Incident Report: August 20 Slowdown/Outage in EU Region

On August 20, the commercebuild platform (V4) in our EU region experienced brief downtime for approximately 20 minutes resulting in 500 errors. 

As always, the stability of our platform is very important to us, and we review every incident that adversely impacts our customers to ensure that we are taking all possible steps to prevent such incidents from occurring in the future.

We apologize for the inconvenience that this incident caused.

What Happened

The database queries on the promotions table maxed out the limit of DB CPU. This, in turn, resulted in the server's inability to process requests.

Impact

A very limited number of web stores experienced a mixture of degraded performance (10 second page loads) and complete outage.

Timeline

06:50 UTC - We became aware of increasing traffic on one of our sites in EU region which degraded the performance. CPU maxed out to 100 percent, and the PHP node to 90 percent.

07:00 UTC - The traffic peaked at about 20 page loads per second.

07:10 UTC - The Systems team received monitor alerts, and the servers were rebooted.

07:30 UTC - Even after reboots, the performance was not ideal.

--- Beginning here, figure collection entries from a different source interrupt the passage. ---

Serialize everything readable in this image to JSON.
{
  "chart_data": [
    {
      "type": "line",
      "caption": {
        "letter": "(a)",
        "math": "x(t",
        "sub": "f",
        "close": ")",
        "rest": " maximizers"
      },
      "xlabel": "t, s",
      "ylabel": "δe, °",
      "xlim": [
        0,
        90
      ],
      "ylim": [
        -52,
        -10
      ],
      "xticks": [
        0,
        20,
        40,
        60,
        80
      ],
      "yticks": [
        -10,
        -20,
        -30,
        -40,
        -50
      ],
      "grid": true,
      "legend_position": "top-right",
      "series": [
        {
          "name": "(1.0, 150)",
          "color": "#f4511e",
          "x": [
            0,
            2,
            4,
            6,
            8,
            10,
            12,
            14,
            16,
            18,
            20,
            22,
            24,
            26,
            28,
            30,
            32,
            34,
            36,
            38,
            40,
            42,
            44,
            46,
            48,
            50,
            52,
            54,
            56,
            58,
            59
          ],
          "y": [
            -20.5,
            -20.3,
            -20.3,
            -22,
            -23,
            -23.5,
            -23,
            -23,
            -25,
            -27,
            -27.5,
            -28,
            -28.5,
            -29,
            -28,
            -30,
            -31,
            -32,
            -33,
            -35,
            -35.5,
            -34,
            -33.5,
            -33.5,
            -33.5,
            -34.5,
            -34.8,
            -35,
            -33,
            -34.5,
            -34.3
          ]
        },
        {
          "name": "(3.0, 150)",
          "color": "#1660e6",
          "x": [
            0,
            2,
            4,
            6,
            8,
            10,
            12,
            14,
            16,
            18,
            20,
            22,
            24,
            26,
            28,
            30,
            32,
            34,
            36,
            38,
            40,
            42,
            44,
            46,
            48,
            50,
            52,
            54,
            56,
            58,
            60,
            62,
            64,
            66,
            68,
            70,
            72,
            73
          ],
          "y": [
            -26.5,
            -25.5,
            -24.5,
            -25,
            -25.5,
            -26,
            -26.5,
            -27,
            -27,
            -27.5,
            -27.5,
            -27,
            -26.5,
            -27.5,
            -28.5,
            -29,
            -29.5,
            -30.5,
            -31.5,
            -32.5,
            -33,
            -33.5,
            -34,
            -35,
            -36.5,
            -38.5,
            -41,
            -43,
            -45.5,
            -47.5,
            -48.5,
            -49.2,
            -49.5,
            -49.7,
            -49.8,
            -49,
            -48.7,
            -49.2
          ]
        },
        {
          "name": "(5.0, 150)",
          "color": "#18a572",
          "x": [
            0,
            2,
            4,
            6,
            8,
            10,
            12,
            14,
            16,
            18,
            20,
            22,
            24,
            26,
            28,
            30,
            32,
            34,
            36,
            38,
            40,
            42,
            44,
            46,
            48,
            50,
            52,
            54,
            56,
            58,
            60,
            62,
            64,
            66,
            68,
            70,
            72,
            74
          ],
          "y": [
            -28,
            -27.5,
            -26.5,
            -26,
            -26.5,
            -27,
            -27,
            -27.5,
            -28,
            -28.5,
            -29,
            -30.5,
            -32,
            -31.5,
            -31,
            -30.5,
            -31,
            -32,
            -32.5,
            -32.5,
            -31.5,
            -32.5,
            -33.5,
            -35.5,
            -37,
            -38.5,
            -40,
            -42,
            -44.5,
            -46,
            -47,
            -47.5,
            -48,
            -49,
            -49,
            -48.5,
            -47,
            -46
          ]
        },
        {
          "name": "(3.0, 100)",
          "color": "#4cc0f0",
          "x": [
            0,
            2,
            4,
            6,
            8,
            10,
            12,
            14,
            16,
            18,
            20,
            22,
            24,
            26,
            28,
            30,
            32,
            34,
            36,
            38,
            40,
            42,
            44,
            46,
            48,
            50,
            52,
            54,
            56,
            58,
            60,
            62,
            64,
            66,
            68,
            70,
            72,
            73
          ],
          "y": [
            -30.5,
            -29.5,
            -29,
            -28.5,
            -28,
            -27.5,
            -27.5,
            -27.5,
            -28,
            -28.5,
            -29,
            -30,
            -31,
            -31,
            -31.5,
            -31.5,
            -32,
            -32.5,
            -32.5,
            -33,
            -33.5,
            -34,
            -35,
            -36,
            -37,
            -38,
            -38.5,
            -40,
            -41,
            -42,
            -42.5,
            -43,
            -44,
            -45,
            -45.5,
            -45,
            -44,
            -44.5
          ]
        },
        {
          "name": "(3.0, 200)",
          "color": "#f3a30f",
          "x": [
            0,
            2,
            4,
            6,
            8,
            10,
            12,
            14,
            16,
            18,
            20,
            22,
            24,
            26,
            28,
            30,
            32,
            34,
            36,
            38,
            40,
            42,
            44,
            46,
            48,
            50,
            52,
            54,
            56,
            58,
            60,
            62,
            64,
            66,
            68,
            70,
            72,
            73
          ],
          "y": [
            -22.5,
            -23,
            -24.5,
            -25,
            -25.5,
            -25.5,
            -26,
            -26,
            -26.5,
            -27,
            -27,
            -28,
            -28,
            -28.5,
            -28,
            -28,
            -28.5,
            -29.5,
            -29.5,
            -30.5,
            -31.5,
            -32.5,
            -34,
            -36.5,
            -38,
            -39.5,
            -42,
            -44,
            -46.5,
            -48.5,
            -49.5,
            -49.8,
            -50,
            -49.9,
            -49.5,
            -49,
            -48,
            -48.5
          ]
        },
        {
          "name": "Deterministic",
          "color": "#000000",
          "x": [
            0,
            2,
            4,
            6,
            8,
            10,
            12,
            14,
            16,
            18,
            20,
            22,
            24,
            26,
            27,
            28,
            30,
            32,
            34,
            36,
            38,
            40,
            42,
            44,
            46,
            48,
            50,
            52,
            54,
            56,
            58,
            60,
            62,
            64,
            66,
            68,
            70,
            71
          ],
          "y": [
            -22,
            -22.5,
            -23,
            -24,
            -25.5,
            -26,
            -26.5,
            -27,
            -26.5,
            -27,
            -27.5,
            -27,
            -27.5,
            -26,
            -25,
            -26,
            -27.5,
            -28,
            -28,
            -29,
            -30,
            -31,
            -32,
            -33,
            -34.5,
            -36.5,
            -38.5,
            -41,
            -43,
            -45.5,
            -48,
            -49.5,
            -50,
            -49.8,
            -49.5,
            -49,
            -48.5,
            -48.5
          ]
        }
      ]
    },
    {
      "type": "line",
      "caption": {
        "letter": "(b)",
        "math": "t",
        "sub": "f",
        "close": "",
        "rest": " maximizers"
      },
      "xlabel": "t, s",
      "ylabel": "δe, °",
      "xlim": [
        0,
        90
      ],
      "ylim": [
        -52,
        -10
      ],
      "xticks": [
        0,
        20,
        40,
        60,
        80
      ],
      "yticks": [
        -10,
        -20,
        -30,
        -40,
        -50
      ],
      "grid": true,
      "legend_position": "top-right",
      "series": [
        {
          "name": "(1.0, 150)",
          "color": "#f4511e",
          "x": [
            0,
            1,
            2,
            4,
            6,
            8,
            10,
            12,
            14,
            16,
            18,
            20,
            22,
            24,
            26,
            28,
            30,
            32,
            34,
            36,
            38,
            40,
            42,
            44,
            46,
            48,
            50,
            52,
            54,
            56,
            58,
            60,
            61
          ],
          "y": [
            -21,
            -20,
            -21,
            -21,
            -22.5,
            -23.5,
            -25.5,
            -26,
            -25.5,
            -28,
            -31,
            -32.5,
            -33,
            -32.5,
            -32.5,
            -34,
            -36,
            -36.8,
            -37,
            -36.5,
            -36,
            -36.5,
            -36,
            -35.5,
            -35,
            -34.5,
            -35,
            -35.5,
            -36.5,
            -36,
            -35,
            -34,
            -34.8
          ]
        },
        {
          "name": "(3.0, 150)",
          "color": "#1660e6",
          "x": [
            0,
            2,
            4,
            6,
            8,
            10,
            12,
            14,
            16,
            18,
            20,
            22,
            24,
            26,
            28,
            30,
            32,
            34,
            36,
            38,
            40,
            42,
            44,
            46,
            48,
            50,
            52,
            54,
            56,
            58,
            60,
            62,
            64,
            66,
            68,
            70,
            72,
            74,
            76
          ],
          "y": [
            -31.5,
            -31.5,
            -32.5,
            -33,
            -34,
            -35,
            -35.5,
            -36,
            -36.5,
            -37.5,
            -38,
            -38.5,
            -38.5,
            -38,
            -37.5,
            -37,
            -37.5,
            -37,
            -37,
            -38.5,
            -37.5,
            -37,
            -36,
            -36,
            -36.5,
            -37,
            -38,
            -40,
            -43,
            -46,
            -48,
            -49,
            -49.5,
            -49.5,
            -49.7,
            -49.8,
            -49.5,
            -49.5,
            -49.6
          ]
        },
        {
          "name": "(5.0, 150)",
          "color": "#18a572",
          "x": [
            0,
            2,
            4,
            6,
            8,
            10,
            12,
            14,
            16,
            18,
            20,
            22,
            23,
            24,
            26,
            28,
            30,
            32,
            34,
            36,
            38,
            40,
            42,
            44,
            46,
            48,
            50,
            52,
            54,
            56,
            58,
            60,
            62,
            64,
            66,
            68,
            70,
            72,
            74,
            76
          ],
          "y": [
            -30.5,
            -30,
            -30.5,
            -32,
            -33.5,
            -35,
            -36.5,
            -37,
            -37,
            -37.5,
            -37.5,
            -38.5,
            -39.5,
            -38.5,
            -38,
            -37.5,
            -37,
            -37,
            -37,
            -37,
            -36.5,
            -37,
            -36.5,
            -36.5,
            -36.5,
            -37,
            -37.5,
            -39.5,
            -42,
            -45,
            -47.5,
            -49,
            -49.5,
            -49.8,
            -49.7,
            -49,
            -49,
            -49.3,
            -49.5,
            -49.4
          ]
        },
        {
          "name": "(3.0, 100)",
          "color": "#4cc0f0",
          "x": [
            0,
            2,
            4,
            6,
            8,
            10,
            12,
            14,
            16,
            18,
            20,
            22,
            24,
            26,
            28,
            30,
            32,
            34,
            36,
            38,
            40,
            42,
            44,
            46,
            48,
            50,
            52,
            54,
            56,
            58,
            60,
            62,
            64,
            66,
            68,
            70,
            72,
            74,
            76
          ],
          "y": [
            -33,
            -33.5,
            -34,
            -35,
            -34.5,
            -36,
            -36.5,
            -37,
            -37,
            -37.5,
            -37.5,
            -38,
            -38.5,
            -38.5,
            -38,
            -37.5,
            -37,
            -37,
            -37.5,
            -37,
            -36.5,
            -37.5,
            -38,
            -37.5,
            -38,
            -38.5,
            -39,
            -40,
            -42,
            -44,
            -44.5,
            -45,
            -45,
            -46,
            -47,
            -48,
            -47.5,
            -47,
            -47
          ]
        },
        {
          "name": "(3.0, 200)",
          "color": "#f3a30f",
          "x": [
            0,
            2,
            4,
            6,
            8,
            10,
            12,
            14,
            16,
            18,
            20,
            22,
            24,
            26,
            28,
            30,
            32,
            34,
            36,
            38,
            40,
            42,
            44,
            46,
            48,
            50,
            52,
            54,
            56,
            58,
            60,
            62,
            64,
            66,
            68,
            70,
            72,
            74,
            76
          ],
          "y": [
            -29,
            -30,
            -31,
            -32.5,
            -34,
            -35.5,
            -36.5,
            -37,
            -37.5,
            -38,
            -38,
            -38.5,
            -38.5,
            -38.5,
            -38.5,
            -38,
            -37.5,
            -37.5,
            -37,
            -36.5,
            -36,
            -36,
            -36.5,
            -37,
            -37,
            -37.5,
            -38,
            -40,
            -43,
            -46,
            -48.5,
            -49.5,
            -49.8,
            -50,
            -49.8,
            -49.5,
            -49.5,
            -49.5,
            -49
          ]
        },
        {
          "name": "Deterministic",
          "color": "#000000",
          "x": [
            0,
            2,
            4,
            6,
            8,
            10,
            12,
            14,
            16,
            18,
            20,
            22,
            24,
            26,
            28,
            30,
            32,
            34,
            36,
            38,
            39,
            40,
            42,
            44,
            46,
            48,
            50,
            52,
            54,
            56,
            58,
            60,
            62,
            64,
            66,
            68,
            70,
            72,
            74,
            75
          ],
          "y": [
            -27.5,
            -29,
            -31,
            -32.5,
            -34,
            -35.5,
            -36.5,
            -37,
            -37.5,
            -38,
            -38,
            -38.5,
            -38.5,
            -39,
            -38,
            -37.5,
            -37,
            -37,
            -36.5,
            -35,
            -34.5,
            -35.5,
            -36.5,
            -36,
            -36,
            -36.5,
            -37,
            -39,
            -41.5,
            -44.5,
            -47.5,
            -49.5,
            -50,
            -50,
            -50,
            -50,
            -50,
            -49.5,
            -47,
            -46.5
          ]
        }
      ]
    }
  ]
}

The average mean time for page response was ~13 seconds.

07:45 UTC - The team investigated the issue and identified the DB queries which were responsible for maxing out the resources. 

07:50 UTC - The queries were tuned and DB resources were increased, which reduced the mean response time to 0.8 seconds per page load.

07:54 UTC - The team ensured DB backups and started to monitor the traffic.

09:30 UTC - The Systems team confirmed the traffic was tapered down to normal levels and the incident was resolved.

Future Prevention

  • Our Systems team aims to improve the optimize the database queries that support our Promotions module.
  • A plan is underway to increase available memory nodes specifically for the EU region.
  • More descriptive notes will be injected into pager duty alerts so the team is notified with relevant information.
  • There is a long term plan to move the PHP container into Kubernetes, so it can automatically scale and proactively resolve any issues that may occur.